Em três atos a justiça prova que Lula é um preso político. Por Carlos Fernandes

O ex-presidente Luiz Inácio Lula da Silva no dia de sua prisão, em abril. (Foto: Rahel Patrasso/Xinhua)

A semana que iniciou com a escandalosa batalha política em torno do habeas corpus que daria a liberdade merecida ao ex-presidente Lula e colocaria a corrida presidencial em pé de igualdade para todos os candidatos, termina, ironia das ironias, com outro habeas corpus.

Dessa vez plenamente acatado e absolutamente inquestionado, o merecedor do salvo conduto foi ninguém menos do que o ex-deputado federal Henrique Eduardo Alves (PMDB-RN).
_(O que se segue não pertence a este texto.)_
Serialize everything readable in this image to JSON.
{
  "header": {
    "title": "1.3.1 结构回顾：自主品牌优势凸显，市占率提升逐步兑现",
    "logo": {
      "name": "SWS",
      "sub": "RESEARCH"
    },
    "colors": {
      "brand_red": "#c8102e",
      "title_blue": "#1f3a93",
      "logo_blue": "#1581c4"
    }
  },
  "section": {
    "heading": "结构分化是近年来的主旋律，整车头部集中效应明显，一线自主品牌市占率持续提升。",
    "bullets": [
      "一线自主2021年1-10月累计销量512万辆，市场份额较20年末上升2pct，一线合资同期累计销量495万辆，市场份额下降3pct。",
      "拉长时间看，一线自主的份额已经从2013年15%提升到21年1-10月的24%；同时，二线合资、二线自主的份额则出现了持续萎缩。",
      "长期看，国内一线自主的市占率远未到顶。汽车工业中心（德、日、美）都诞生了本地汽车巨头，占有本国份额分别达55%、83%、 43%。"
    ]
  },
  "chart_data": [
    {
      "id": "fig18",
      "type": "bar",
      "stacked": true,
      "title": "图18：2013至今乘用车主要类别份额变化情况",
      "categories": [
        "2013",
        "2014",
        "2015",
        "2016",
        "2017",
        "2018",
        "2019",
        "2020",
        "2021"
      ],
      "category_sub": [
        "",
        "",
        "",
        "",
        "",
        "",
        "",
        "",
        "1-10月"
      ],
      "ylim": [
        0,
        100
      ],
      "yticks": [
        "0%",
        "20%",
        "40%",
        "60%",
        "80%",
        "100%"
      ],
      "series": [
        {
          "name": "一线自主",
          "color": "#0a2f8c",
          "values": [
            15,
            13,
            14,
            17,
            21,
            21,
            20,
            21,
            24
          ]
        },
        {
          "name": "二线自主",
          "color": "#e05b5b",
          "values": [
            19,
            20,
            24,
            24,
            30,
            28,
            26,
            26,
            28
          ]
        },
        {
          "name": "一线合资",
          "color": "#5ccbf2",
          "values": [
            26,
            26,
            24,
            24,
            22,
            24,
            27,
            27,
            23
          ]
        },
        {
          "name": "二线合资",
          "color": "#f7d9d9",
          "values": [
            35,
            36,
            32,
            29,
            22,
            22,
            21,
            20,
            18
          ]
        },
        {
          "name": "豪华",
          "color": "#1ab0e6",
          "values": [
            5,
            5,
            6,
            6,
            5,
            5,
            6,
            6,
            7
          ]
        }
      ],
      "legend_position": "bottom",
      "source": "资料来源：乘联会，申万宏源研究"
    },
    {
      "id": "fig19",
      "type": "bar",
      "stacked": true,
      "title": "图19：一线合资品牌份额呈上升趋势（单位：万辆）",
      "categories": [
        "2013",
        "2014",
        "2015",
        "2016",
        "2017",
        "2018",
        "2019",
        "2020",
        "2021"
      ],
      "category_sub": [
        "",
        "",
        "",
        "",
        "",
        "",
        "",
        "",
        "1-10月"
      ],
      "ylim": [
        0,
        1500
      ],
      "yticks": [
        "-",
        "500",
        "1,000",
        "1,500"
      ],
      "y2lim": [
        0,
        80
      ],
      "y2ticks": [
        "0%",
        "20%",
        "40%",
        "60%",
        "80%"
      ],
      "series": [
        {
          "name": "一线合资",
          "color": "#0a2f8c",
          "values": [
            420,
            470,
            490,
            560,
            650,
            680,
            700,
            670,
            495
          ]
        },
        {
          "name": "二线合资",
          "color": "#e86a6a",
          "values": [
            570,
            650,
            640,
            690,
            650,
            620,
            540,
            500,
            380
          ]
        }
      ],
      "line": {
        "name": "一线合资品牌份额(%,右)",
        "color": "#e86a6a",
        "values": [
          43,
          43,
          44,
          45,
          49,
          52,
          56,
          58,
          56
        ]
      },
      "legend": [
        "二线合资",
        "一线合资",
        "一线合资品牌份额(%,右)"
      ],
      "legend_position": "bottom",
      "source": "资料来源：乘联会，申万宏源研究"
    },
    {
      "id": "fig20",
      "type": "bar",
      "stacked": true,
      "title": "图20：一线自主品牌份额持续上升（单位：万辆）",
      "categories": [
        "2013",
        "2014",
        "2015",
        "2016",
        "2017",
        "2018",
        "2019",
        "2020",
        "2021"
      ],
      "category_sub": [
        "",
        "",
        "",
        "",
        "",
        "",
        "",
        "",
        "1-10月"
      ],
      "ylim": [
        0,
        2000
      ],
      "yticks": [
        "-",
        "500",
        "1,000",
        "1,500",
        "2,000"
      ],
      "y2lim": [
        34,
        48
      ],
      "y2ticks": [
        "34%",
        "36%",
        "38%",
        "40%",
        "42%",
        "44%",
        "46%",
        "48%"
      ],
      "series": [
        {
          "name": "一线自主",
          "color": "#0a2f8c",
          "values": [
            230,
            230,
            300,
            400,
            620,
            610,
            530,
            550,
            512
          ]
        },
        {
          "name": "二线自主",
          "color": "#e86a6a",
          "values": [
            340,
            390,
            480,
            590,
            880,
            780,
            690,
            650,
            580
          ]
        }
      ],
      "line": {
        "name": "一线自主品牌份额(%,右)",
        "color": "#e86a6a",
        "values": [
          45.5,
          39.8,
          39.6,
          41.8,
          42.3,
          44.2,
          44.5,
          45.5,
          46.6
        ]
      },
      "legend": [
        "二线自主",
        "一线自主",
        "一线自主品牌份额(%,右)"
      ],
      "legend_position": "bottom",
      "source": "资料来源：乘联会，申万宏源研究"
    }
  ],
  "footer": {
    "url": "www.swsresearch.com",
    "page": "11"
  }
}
De carona em outro habeas corpus, este por sua vez concedido ao quadrilheiro Eduardo Cunha pelo ministro do STF Marco Aurélio Mello, Henrique Alves, que já gozava do benefício da prisão domiciliar, conseguiu a liberdade plena em função da morosidade da justiça para casos que, digamos, não tenham tanto apelo político.

Preso no dia 6 junho de 2017 por envolvimento em desvios na construção do estádio Arena das Dunas em Natal, Alves é acusado de participar do esquema que superfaturou a obra em cerca de R$ 77 milhões.

Esse valor, diga-se de passagem, daria para comprar quase 40 “tríplex do Lula”. Mas prioridades são prioridades.

Seja como for, foi por “excesso de prazo” de sua prisão preventiva que o juiz federal da 14ª Vara, Francisco Eduardo Guimarães Farias, concedeu a liberdade ao apenado.

É no mínimo curioso o fato de que uma vez o réu não sendo Lula, a mesma justiça que é ineficiente na conclusão de seus processos, seja proeminente em acatar os recursos de defesa de grandes personagens políticos da esfera antidemocrática brasileira.

Aqui é preciso deixar claro que a lentidão da justiça para investigar, processar e condenar Henrique Eduardo Alves não é de agora.

Pertencente a uma tradicional família política do estado, só para ilustrar, basta dizer que o rapaz ocupou uma cadeira na Câmara Federal por inacreditáveis 44 anos.

Sendo quem é, dá para se imaginar o que fez nessas mais de quatro décadas de atividade parlamentar atrelado ao mais fisiológico partido político desse país.

Se a rapidez com que a justiça agiu para tirar Lula da corrida presidencial fosse aplicada a esse sujeito, o cidadão não teria chegado sequer ao segundo mandato.

De uma forma ou de outra, o fato é que entre o habeas corpus cassado do ex-presidente e o habeas corpus cumprido em favor de Henrique Alves, ainda houve tempo para que a justiça do DF inocentasse Lula da acusação estapafúrdia, a partir de uma delação mentirosa, de obstrução da justiça.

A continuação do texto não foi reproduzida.